Au début des 90’s, Seattle devenait la capitale du rock. La faute au grunge. Cet esprit “sale” et je-m’en-foutiste né sur les cendres du punk, du heavy metal et du rock alternatif passa en un éclair de l’underground au succès mondial. Trop vite récupéré par un système qu’il reniait, le genre s’étouffa dans sa propre caricature à la fin de la décennie. Retour sur dix albums qui ont marqué le mouvement.

Le grunge n’a pas commencé avec Nevermind en 1991. Mais sept ans plus tôt. Formé autour de Mark Arm (Mudhoney), Stone Gossard et Jeff Ament (Pearl Jam), Bruce Fairweather (Mother Love Bone, Love Battery) et Alex Vincent, Green River, né à Seattle en 1984, modèle dès ses premiers EP d’édifiants mélanges de punk, rock psyché et blues en usant bien évidemment des effets de distorsion. Le tout a le goût de l’urgence et de la crasse du Nord-Ouest de l’Amérique. Produit par Jack Endino aux Reciprocal Recording Studios de Seattle, Dry as a Bone permet de renifler ce que Bruce Pavitt du label Sub Pop décrivait à l’époque comme du “grunge ultra-lâche qui détruit la morale d’une génération”. Ce qui serait, selon la légende, à l’origine du terme “grunge”. Le groupe, en pleine rupture, splittera après son premier album Rehab Doll, quelques mois plus tard.

Dans le ballet incessant et incestueux de la scène grunge, après l’implosion de Green River, Mark Arm recrute l’ancien bassiste des Melvins, le batteur de Feast et le guitariste Steve Turner pour former Mudhoney, un nom inspiré du film de Russ Meyer sorti en 1965. Dans la veine des Wipers, la bande de Mark Arm joue un rock simple et direct. Ayant déjà posé, en 1988, l’un des actes fondateurs du grunge avec la face B Touch Me I’m Sick, Mudhoney accède à un succès underground suffisant pour que Sonic Youth les invite à ouvrir leurs dates britanniques. Premier groupe grunge à s’exporter, Mudhoney entre directement dans les charts anglais avec Superfuzz Bigmuff, paru chez Sub Pop, catalyseur grunge créé par Bruce Pavitt et Jonathan Poneman. Élu par Kurt Cobain comme l’un de ses préférés, ce premier maxi, plus garage que Green River, à cheval entre hard rock et punk, balance des riffs primitifs et des hurlements dignes des Stooges sur fond d’amplis grésillants.

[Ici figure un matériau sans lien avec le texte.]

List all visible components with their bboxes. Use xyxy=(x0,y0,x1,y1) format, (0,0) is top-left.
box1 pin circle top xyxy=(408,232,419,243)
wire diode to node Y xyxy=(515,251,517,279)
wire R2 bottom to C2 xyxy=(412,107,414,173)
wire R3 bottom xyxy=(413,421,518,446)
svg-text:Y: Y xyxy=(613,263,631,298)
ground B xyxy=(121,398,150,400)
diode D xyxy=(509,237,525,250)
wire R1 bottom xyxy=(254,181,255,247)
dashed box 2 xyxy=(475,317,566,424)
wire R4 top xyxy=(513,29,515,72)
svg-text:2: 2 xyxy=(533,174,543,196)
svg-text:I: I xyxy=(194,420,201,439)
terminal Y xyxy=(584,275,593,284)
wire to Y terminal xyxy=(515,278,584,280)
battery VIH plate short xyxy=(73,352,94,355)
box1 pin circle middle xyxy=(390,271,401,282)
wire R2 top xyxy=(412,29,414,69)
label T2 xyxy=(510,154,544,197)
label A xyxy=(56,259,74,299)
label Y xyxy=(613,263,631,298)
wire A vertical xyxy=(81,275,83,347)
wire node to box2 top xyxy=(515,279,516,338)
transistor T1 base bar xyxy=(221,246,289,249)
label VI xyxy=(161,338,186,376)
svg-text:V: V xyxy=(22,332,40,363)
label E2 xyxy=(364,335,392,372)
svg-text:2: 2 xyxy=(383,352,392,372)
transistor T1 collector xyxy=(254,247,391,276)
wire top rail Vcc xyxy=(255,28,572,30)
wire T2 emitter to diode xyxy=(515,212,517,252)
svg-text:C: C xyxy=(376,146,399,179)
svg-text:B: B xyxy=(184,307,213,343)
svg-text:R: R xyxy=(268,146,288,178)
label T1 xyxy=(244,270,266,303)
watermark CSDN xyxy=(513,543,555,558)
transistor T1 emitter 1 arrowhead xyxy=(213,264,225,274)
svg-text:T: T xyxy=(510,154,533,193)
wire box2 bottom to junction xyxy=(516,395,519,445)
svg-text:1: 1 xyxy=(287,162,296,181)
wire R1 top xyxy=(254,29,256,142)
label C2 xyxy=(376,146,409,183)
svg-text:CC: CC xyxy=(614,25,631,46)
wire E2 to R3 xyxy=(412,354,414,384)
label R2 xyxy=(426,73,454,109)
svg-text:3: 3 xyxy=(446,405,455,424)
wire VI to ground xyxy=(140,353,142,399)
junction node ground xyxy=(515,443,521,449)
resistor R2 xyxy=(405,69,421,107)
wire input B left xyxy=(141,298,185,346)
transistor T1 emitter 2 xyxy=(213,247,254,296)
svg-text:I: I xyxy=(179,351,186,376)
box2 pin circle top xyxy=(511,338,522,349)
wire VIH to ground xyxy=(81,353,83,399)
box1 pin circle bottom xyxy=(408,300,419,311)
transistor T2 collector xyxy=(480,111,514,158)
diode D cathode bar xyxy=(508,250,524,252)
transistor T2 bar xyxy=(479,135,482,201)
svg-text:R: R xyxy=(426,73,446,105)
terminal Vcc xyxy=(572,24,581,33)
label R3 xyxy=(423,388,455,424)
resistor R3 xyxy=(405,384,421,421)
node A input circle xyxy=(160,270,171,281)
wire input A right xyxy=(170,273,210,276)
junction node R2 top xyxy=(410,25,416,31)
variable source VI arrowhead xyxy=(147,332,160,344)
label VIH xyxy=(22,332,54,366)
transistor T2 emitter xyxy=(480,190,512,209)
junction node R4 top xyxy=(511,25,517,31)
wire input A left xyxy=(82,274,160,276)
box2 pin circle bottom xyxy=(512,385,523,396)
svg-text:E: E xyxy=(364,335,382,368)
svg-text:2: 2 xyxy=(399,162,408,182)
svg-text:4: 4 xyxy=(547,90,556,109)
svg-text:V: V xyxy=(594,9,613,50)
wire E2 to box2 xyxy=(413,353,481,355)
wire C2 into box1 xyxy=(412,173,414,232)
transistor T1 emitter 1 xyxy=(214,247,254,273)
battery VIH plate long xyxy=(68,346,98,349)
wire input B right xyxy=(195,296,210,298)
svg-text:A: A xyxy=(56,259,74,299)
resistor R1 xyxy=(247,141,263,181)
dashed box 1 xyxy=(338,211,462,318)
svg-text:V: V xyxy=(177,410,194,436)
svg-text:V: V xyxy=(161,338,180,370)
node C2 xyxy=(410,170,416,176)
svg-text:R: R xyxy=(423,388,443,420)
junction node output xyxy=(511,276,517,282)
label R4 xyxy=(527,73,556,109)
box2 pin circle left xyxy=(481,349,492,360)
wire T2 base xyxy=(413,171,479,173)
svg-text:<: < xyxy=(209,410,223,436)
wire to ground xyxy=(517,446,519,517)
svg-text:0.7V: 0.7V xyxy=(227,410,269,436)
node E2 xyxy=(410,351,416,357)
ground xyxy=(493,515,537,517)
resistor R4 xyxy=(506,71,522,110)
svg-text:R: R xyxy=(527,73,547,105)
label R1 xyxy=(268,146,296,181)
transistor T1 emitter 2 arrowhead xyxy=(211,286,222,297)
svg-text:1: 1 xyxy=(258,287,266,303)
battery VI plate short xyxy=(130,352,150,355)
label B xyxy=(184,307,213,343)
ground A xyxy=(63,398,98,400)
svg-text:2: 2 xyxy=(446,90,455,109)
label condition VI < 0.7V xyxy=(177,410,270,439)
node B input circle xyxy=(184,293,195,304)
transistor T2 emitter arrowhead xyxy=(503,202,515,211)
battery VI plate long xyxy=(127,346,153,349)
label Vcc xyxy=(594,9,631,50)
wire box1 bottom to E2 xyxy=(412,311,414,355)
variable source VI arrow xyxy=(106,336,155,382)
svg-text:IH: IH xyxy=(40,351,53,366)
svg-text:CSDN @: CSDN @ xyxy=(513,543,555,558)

19 mars 1990, Andrew Wood, chanteur des Malfunkshun et de Mother Love Bone, meurt d’une overdose d’héroïne. A 24 ans. Le premier d’une longue série qui rangera le grunge du côté des genres maudits. Peu après, son colocataire Chris Cornell part en tournée en Europe et lui écrit Say Hello 2 Heaven et Reach Down. Les titres se multiplient quand le chanteur de Soundgarden contacte Stone Gossard et Jeff Ament de Mother Love Bone. On parle de maxi, puis très vite d’album. Au projet s’ajoutent Matt Cameron (Soundgarden), Mike McCready (Mookie Blaylock), mais surtout Eddie Vedder que l’on entend en duo avec Cornell sur l’un des sommets de l’album : Hunger Strike. Enregistré en quinze jours et sorti discrètement en 1991, Temple of the Dog, unique album du supergroupe, sera réédité par le label A&M, prêt, un an plus tard, à surfer sur le succès de Pearl Jam et de Soundgarden. “Ce n’était pas un projet morose. On le vivait plus comme une célébration”, dira Cornell. Épopée sous forme d’hommage aussi fulgurante que cathartique, Temple Of The Dog s’épanouit musicalement à mi-chemin entre Soundgarden et Pearl Jam. Banjo, harmonica, guitares, hurlements de Cornell ou douceurs de Vedder fusent avec le fracas des grandes émotions dans des jams à rallonge. Si les membres de Soundgarden repartent de leur côté, les autres forment Pearl Jam avec Vedder.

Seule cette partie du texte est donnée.